Activities for children will include learning about pollinators while they plant seeds to take home.

A native plant adoption is planned also.

“Oh, and there will be music,” Cameron said.

The fair will open with Bagpiper Erik Evans, followed by guitarists Wes Mantooth, Ken Bevins and the duo Dave and Rosalie Secord.

In addition to the free outside activities, $5 will admit visitors into the Little Theater to hear the lineup of speakers.

Headlining this community event are Ciscoe Morris, known as the “Garden Guru” as well as Kim Sager-Fradkin, wildlife program manager for the Lower Elwha Klallam Tribe, and Randy Johnson, habitat program manager for the Jamestown S’Klallam tribe.

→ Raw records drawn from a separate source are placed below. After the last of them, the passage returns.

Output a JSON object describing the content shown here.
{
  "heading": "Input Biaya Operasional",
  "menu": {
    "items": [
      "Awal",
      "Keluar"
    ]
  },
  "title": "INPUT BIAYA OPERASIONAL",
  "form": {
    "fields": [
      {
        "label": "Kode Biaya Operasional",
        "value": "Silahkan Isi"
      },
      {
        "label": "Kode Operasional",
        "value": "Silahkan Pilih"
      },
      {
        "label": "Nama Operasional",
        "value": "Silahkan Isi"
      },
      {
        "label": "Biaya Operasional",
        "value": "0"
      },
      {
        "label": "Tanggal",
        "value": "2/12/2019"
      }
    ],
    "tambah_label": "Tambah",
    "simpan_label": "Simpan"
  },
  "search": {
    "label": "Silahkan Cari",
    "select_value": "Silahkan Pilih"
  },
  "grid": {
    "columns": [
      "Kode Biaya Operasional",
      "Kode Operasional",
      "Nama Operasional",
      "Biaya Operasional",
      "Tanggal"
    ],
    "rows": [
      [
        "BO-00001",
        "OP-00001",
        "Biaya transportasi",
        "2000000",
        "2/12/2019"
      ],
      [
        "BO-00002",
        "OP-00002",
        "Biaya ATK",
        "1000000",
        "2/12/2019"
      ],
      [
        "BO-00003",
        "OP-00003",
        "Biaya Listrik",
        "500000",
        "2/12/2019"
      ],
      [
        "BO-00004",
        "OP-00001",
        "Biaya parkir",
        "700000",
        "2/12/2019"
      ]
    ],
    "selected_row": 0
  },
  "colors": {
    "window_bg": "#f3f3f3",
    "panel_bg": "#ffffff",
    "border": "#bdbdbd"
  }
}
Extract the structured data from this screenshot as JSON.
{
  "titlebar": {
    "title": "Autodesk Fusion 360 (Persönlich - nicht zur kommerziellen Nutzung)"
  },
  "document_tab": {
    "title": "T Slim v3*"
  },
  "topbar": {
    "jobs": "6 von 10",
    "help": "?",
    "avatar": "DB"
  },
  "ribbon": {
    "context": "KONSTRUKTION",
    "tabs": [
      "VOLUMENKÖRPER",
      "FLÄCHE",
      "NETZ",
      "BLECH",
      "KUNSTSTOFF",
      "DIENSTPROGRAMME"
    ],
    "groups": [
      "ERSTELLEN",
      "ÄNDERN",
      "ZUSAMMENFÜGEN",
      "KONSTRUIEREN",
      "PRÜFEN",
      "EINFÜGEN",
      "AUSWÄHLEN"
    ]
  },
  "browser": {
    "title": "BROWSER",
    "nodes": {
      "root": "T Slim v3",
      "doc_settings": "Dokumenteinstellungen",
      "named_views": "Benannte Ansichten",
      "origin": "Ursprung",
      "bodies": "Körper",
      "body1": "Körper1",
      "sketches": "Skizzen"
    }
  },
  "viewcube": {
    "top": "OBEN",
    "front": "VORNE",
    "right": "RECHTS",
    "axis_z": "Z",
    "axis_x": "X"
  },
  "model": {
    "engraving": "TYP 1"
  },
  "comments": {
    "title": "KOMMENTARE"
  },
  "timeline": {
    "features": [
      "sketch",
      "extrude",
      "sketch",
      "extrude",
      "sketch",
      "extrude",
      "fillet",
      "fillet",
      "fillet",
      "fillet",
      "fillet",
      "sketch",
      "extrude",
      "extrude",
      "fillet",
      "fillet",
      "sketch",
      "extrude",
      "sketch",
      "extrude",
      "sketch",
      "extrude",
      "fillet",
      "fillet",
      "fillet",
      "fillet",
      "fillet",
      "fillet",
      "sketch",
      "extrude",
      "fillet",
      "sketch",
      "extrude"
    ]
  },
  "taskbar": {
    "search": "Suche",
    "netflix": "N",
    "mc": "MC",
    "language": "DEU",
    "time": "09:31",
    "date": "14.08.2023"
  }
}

The Little Theater will open its doors at 9:45 a.m. with the master of ceremonies, Jonathan Pasternak, the director/conductor of the Port Angeles Symphony Orchestra.

Johnson will speak from 10 a.m. to 10:45 p.m. Kim Sager-Fradkin follows immediately and then there is a one-hour intermission from 11:30 a.m. to 12:30 p.m. Audience members can buy food and drinks on site.

Morris takes the floor from 12:30 p.m. until 1:30 p.m. Then directly following his talk, he will sign copies of his latest book at the Port Angeles Garden Club booth. The fair will remain open until 3:30 p.m.

Morris is a published author/co-author of several books as well as a weekly TV and newspaper gardening columnist for the last 17 years.

Fradkin holds a bachelor’s in wildlife biology from Humboldt State University and a master’s in wildlife resources from the University of Idaho. She has worked on the Elwha River for 24 years — first for Olympic National Park and the United States Geological Survey, and since 2007 for the Lower Elwha Klallam Tribe.

Johnson, the habitat program manager for the Jamestown S’Klallam Tribe, has made contributions to restoration and protection of such waterways as Dungeness River, Jimmy Come Lately Creek, Washington Harbor and Graywolf River.

From 1999 to 2011, StreamFest was held on property above Ennis Creek. Jim and Robbie Mantooth, longtime owners of the land, who entered into an agreement with North Olympic Land Trust to protect it permanently, started the festival.

Proceeds will fund scholarships in environmental studies at Peninsula College and help fund environmental restoration and protection programs within the North Olympic Land Trust.